The Gospel of Buddha is a compilation rather than a single ancient text. Paul Carus gathered passages from the Buddhist canon and related sources and arranged them, with some rearranging and abbreviation, into one continuous story of the Buddha's life and teaching. He frames it deliberately as a gospel, with introductory and concluding chapters of his own and a table of references for readers who want to trace each part to its origin.
The introduction lays out the doctrine before the narrative begins. Everything in the world is transient; this is Samsara. Yet within the changes there is a constancy of law, and where the law is seen there is truth. Carus draws a sharp line between self and truth: self is the cause of selfishness and the germ of evil, while truth cleaves to no self and leads to righteousness. The extinction of self is presented as salvation and as the meaning of Nirvana.

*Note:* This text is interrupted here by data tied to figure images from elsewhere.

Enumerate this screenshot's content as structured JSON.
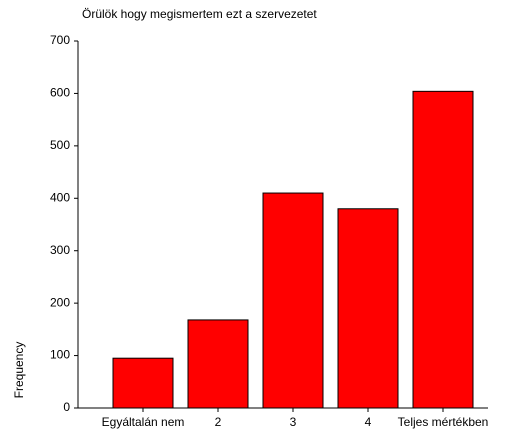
{
  "chart_data": {
    "type": "bar",
    "title": "Örülök hogy megismertem ezt a szervezetet",
    "y_label": "Frequency",
    "categories": [
      "Egyáltalán nem",
      "2",
      "3",
      "4",
      "Teljes mértékben"
    ],
    "values": [
      95,
      168,
      410,
      380,
      604
    ],
    "color": "#ff0000",
    "ylim": [
      0,
      700
    ],
    "yticks": [
      0,
      100,
      200,
      300,
      400,
      500,
      600,
      700
    ],
    "grid": false
  }
}
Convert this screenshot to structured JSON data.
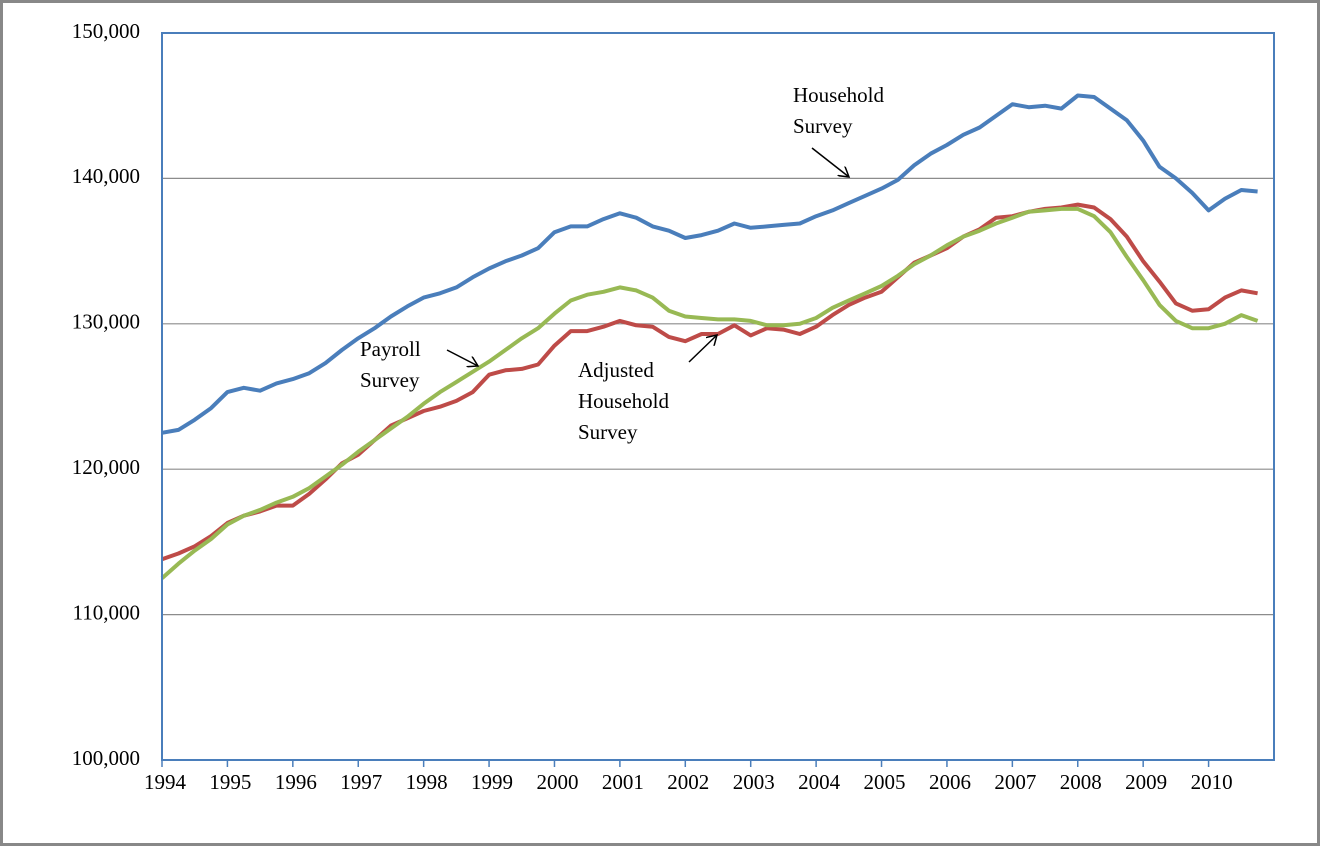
{
  "chart_data": {
    "type": "line",
    "x": [
      1994,
      1994.25,
      1994.5,
      1994.75,
      1995,
      1995.25,
      1995.5,
      1995.75,
      1996,
      1996.25,
      1996.5,
      1996.75,
      1997,
      1997.25,
      1997.5,
      1997.75,
      1998,
      1998.25,
      1998.5,
      1998.75,
      1999,
      1999.25,
      1999.5,
      1999.75,
      2000,
      2000.25,
      2000.5,
      2000.75,
      2001,
      2001.25,
      2001.5,
      2001.75,
      2002,
      2002.25,
      2002.5,
      2002.75,
      2003,
      2003.25,
      2003.5,
      2003.75,
      2004,
      2004.25,
      2004.5,
      2004.75,
      2005,
      2005.25,
      2005.5,
      2005.75,
      2006,
      2006.25,
      2006.5,
      2006.75,
      2007,
      2007.25,
      2007.5,
      2007.75,
      2008,
      2008.25,
      2008.5,
      2008.75,
      2009,
      2009.25,
      2009.5,
      2009.75,
      2010,
      2010.25,
      2010.5,
      2010.75
    ],
    "series": [
      {
        "name": "Household Survey",
        "color": "#4a7ebb",
        "values": [
          122500,
          122700,
          123400,
          124200,
          125300,
          125600,
          125400,
          125900,
          126200,
          126600,
          127300,
          128200,
          129000,
          129700,
          130500,
          131200,
          131800,
          132100,
          132500,
          133200,
          133800,
          134300,
          134700,
          135200,
          136300,
          136700,
          136700,
          137200,
          137600,
          137300,
          136700,
          136400,
          135900,
          136100,
          136400,
          136900,
          136600,
          136700,
          136800,
          136900,
          137400,
          137800,
          138300,
          138800,
          139300,
          139900,
          140900,
          141700,
          142300,
          143000,
          143500,
          144300,
          145100,
          144900,
          145000,
          144800,
          145700,
          145600,
          144800,
          144000,
          142600,
          140800,
          140000,
          139000,
          137800,
          138600,
          139200,
          139100
        ]
      },
      {
        "name": "Adjusted Household Survey",
        "color": "#be4b48",
        "values": [
          113800,
          114200,
          114700,
          115400,
          116300,
          116800,
          117100,
          117500,
          117500,
          118300,
          119300,
          120400,
          121000,
          122000,
          123000,
          123500,
          124000,
          124300,
          124700,
          125300,
          126500,
          126800,
          126900,
          127200,
          128500,
          129500,
          129500,
          129800,
          130200,
          129900,
          129800,
          129100,
          128800,
          129300,
          129300,
          129900,
          129200,
          129700,
          129600,
          129300,
          129800,
          130600,
          131300,
          131800,
          132200,
          133200,
          134200,
          134700,
          135200,
          136000,
          136500,
          137300,
          137400,
          137700,
          137900,
          138000,
          138200,
          138000,
          137200,
          136000,
          134300,
          132900,
          131400,
          130900,
          131000,
          131800,
          132300,
          132100
        ]
      },
      {
        "name": "Payroll Survey",
        "color": "#98b954",
        "values": [
          112500,
          113500,
          114400,
          115200,
          116200,
          116800,
          117200,
          117700,
          118100,
          118700,
          119500,
          120300,
          121200,
          122000,
          122800,
          123600,
          124500,
          125300,
          126000,
          126700,
          127400,
          128200,
          129000,
          129700,
          130700,
          131600,
          132000,
          132200,
          132500,
          132300,
          131800,
          130900,
          130500,
          130400,
          130300,
          130300,
          130200,
          129900,
          129900,
          130000,
          130400,
          131100,
          131600,
          132100,
          132600,
          133300,
          134100,
          134700,
          135400,
          136000,
          136400,
          136900,
          137300,
          137700,
          137800,
          137900,
          137900,
          137400,
          136300,
          134600,
          133000,
          131300,
          130200,
          129700,
          129700,
          130000,
          130600,
          130200
        ]
      }
    ],
    "annotations": [
      [
        "Household",
        "Survey"
      ],
      [
        "Payroll",
        "Survey"
      ],
      [
        "Adjusted",
        "Household",
        "Survey"
      ]
    ],
    "xlim": [
      1994,
      2011
    ],
    "xticks": [
      1994,
      1995,
      1996,
      1997,
      1998,
      1999,
      2000,
      2001,
      2002,
      2003,
      2004,
      2005,
      2006,
      2007,
      2008,
      2009,
      2010
    ],
    "ylim": [
      100000,
      150000
    ],
    "yticks": [
      {
        "value": 100000,
        "label": "100,000"
      },
      {
        "value": 110000,
        "label": "110,000"
      },
      {
        "value": 120000,
        "label": "120,000"
      },
      {
        "value": 130000,
        "label": "130,000"
      },
      {
        "value": 140000,
        "label": "140,000"
      },
      {
        "value": 150000,
        "label": "150,000"
      }
    ],
    "grid": true
  }
}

The life of Siddhattha follows. Sheltered from all suffering in his father's palace, the prince rides out and meets old age, sickness, and death, the three woes that shatter his ease. He renounces his home, tries severe self-mortification, abandons it as useless, and at last attains enlightenment under the bodhi tree after facing Mara the tempter. At Benares he preaches his first sermon, setting out the middle path, the four noble truths, and the eightfold path, and sets the wheel of the law rolling.
Much of the book then records the building of the community and the teaching itself. Disciples are gathered, the Sangha and its rules take shape, and the Buddha answers questions on identity, Nirvana, and conduct. A long section of parables and stories carries the doctrine into ordinary life: the mustard seed that teaches a grieving mother that death is common to all, the lost son, the widow's mites, the outcast, and others that meet sorrow, pride, and cruelty with patience and insight.
The closing chapters describe the last days, the final entering into Nirvana, and the Buddha's parting charge to work out salvation with diligence and to treat the law itself as teacher once he is gone. Carus's own conclusion gathers the whole into a single theme: truth has no room to dwell in mere space or sentiency or reason, but finds its home in the righteous human heart. That, in his arrangement, is the purpose of being and the gospel of the Blessed One.